Um kurz befristete Arbeitsverträge zu vermeiden, bestimmt das WissZeitVG seit der Novelle, dass die Vertragslaufzeiten einer angestrebten Qualifizierung bzw. der Dauer eines Drittmittelprojekts entsprechen sollen. Bei einer Online-Befragung von rund 6.000 Wissenschaftlerinnen und Wissenschaftlern haben die Beschäftigten u. a. die Angemessenheit der Vertragslaufzeiten eingeschätzt. Rund 40 Prozent der Befragten, für die die Frage relevant ist, halten es für realistisch, die angestrebte Qualifizierung während der Laufzeit des aktuellen Vertrags zu erreichen, rund 50 Prozent halten die Zeit für zu kurz bemessen. Die Einschätzung hängt u. a. davon ab, wieviel Arbeitszeit die aktuelle Beschäftigung für die eigene Qualifizierung zulässt. Wenn sich die Laufzeit des Arbeitsvertrags an der Dauer eines Drittmittelprojekts orientieren soll, bestätigen 70 Prozent der befragten Wissenschaftlerinnen und Wissenschaftler, dass die beiden Zeiträume übereinstimmen.

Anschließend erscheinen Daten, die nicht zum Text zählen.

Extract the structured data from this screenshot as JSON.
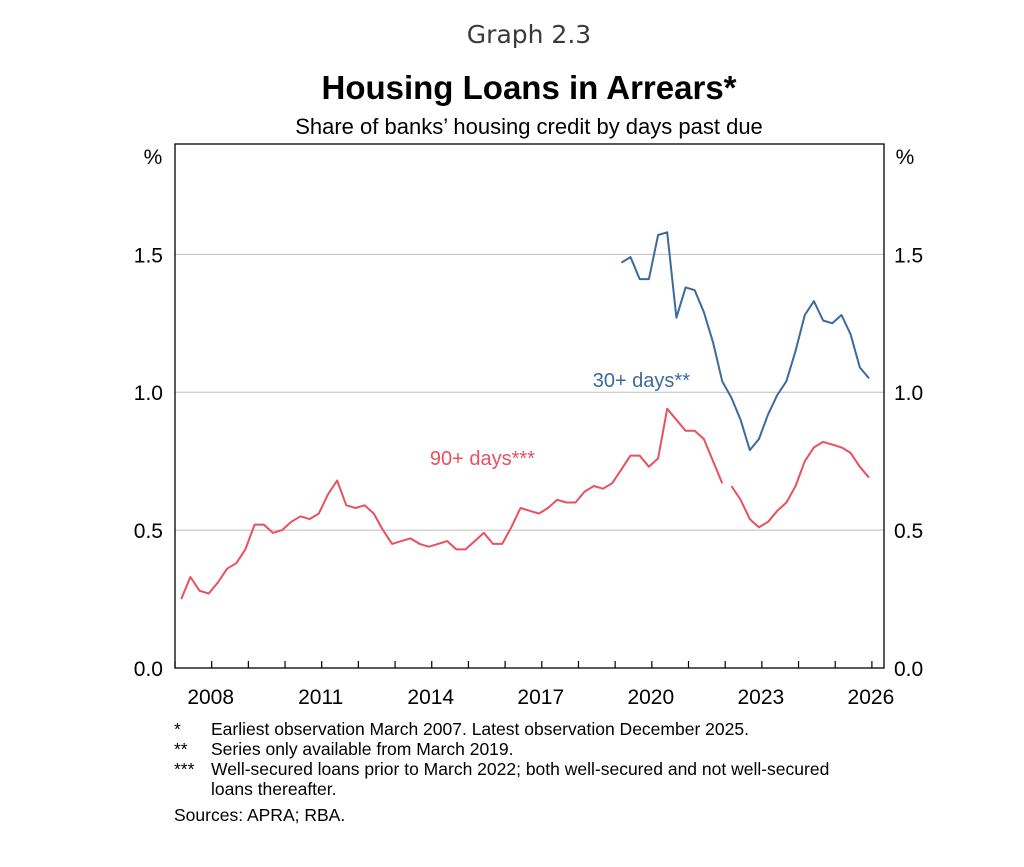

Die Zeiträume weichen voneinander ab, wenn die Wissenschaftlerinnen und Wissenschaftler z. B. erst nach dem Start in das Projekt eingestiegen sind, oder wenn sie nur für einen bestimmten Abschnitt mitarbeiten.

Die festgestellten Veränderungen der Vertragslaufzeiten wurden nicht nur durch die Novelle des WissZeitVG verursacht. In den meisten Bundesländern und an vielen Einrichtungen wurden Maßnahmen durchgeführt, rechtliche Bestimmungen geändert und Vereinbarungen getroffen, um die Bedingungen für die befristet beschäftigten Wissenschaftlerinnen und Wissenschaftler verlässlicher zu gestalten.

Über die Entwicklung der Vertragslaufzeiten sowie die Einschätzungen der Wissenschaftlerinnen und Wissenschaftler hinaus berichtet die Evaluation umfassend über die Anwendung des WissZeitVG an den Universitäten, HAW, außeruniversitären Forschungseinrichtungen und Universitätskliniken.

Auftraggeber für die im Januar 2020 begonnene Evaluation ist das Bundesministerium für Bildung und Forschung (BMBF). Die auf zwei Jahre angelegte Untersuchung hat aufgrund von pandemiebedingten Verzögerungen vier bis fünf Monate länger gedauert als ursprünglich geplant.